Remote ischemic preconditioning is a well reported therapeutic strategy that induces cardioprotective effects but the underlying intracellular mechanisms have not been widely explored. The current study was designed to investigate the involvement of TRP and especially TRPV channels in remote hind limb preconditioning-induced cardioprotection. Remote hind limb preconditioning stimulus (4 alternate cycles of inflation and deflation of 5min each) was delivered using a blood pressure cuff tied on the hind limb of the anesthetized rat. Using Langendorff's system, the heart was perfused and subjected to 30-min ischemia and 120-min reperfusion. The myocardial injury was assessed by measuring infarct size, lactate dehydrogenase (LDH), creatine kinase (CK), LVDP, +dp/dtmax, -dp/dtmin, heart rate, and coronary flow rate. Gadolinium, TRP blocker, and ruthenium red, TRPV channel blocker, were employed as pharmacological tools.
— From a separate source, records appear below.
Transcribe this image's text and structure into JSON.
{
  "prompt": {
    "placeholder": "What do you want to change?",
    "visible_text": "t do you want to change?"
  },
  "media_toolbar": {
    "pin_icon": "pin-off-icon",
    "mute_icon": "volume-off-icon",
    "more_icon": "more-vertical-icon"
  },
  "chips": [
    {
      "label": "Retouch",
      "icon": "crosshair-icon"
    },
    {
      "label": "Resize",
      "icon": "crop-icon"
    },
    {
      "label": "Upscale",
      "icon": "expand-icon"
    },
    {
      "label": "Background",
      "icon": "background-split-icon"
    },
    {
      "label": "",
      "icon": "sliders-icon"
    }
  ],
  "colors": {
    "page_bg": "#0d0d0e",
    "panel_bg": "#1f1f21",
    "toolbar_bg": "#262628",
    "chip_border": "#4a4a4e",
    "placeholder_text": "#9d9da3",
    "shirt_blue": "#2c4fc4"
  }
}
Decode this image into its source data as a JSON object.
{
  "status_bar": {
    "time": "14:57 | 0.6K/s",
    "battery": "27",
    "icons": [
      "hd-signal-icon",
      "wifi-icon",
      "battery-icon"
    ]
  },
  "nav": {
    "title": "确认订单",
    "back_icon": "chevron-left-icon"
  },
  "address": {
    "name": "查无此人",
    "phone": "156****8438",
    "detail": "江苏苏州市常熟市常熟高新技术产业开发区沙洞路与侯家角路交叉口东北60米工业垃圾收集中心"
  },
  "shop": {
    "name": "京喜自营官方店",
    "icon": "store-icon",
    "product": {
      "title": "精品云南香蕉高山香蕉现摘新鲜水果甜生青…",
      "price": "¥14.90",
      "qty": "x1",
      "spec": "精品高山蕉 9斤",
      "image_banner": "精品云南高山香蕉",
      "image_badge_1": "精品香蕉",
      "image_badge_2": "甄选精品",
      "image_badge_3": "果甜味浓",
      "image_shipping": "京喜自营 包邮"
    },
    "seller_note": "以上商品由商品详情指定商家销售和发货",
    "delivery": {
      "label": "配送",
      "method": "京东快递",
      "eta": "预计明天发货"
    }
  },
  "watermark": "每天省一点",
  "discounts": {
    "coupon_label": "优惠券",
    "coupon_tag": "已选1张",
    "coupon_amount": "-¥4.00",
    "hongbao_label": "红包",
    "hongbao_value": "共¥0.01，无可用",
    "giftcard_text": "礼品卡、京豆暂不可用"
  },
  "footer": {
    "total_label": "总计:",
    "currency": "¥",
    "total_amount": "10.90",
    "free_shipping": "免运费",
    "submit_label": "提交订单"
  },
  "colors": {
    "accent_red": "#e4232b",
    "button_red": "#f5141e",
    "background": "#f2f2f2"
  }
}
Remote hind limb preconditioning significantly reduced the infarct size, LDH release, CK release and improved coronary flow rate, hemodynamic parameters including LVDP, +dp/dtmax, -dp/dtmin, and heart rate. However, gadolinium (7.5 and 15mgkg(-1)) and ruthenium red (4 and 8mgkg(-1)) significantly attenuated the cardioprotective effects suggesting the involvement of TRP especially TRPV channels in mediating remote hind limb preconditioning-induced cardioprotection. Remote hind limb preconditioning stimulus possibly activates TRPV channels on the heart or sensory nerve fibers innervating the heart to induce cardioprotective effects. Alternatively, remote hind limb preconditioning stimulus may also activate the mechanosensitive TRP and especially TRPV channels on the sensory nerve fibers innervating the skeletal muscles to trigger cardioprotective neurogenic signaling cascade. The cardioprotective effects of remote hind limb preconditioning may be mediated via activation of mechanosensitive TRP and especially TRPV channels.